А. С. Грин ЧЕРНЫЙ АЛМАЗ

I

Ягдин сидел в холодной губернаторской приемной на жестком стуле, с прямой, как стена, спинкой и ждал очереди. Прошло около двадцати минут, как секретарь доложил о нем, но из-за высокой белой двери кабинета все еще проникало в приемную монотонное глухое бормотанье. Там кто-то засел крепко. Ягдин томился, рассматривая других посетителей, вздыхавших, как в церкви. Тут был купец старообрядческой складки, почтмейстер, выгнанный за пьянство, начисто выбритый, в нестерпимо блестящих сапогах, но еще с блеском похмельной ошеломленности в красных глазах; сухая дама с лорнеткой и рыжим боа да отставной военный, дремавший в углу старикашка, такой пушисто-белый и дряхлый, что вид его вызывал незлобную улыбку. Ягдин пришел пятым.

«Если меня по очереди введут — плохой знак, — думал он, стараясь решить, подействует ли визитная карточка знаменитого скрипача Ягдина на сибирского губернатора. — Не мог же он не слыхать обо мне, газеты ведь читает, я думаю? Мог бы принять без очереди.
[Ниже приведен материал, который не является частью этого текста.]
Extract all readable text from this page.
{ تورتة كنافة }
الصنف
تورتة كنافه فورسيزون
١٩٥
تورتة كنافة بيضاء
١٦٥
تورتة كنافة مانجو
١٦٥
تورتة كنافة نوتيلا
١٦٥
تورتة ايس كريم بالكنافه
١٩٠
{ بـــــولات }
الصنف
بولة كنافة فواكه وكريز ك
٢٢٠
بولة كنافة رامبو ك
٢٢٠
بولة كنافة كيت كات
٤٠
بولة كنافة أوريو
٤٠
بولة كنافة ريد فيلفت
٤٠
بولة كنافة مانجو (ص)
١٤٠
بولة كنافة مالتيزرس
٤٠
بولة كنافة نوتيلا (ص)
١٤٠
А вдруг захочет „выдержать стиль“, „осадить“… Есть ведь такие, что приди к ним сам Лев Толстой с Рафаэлем и, скажем, Бахом, так все равно будут выдерживать часами в приемной, а сам в замочную скважину поглядит: „Что, голубчики, нарвались?“ И это бы еще…»

Не успела мысль его от упомянутых великих людей перейти к себе, с глухой, но самолюбиво-высокой оценкой своего дарования, как дверь скрипнула, открылась, и из нее по диагонали приемной, не смотря ни на кого, направился к выходу толстейший, идололицый мужчина в сапогах бутылками, распространяя запах помады; пол шумно скрипел под толстяком. «Местный Крез, надо полагать», — решил Ягдин. Молоденький завитой куколка-секретарь вышел из кабинета, обвел публику томными бараньими глазами и, сложив губы в трубочку, галантно осклабился перед Ягдиным с полупоклоном, не то официальным, не то паркетным.

— Мсье Ягдин, их превосходительство к вашим услугам.

«Ну, вот, знают, чувствуют, ценят», — удовлетворенно подумал Ягдин, входя в кабинет. Губернатор стоял за столом, резкие глаза его встретили в упор мягко мерцающий взгляд Ягдина. Стянув губы в улыбку, губернатор подал музыканту руку, сел, положил локти на деловые бумаги, сухо сказал: «Прошу садиться», — и вдруг, не утерпев, просиял. Он никогда не видал знаменитостей. Редко-редко кто из них заезжал в Сибирь. Дочь его училась в Петербургской консерватории. Душа многих администраторов склонна к возвышенному. Так вот он — живой знаменитый Ягдин.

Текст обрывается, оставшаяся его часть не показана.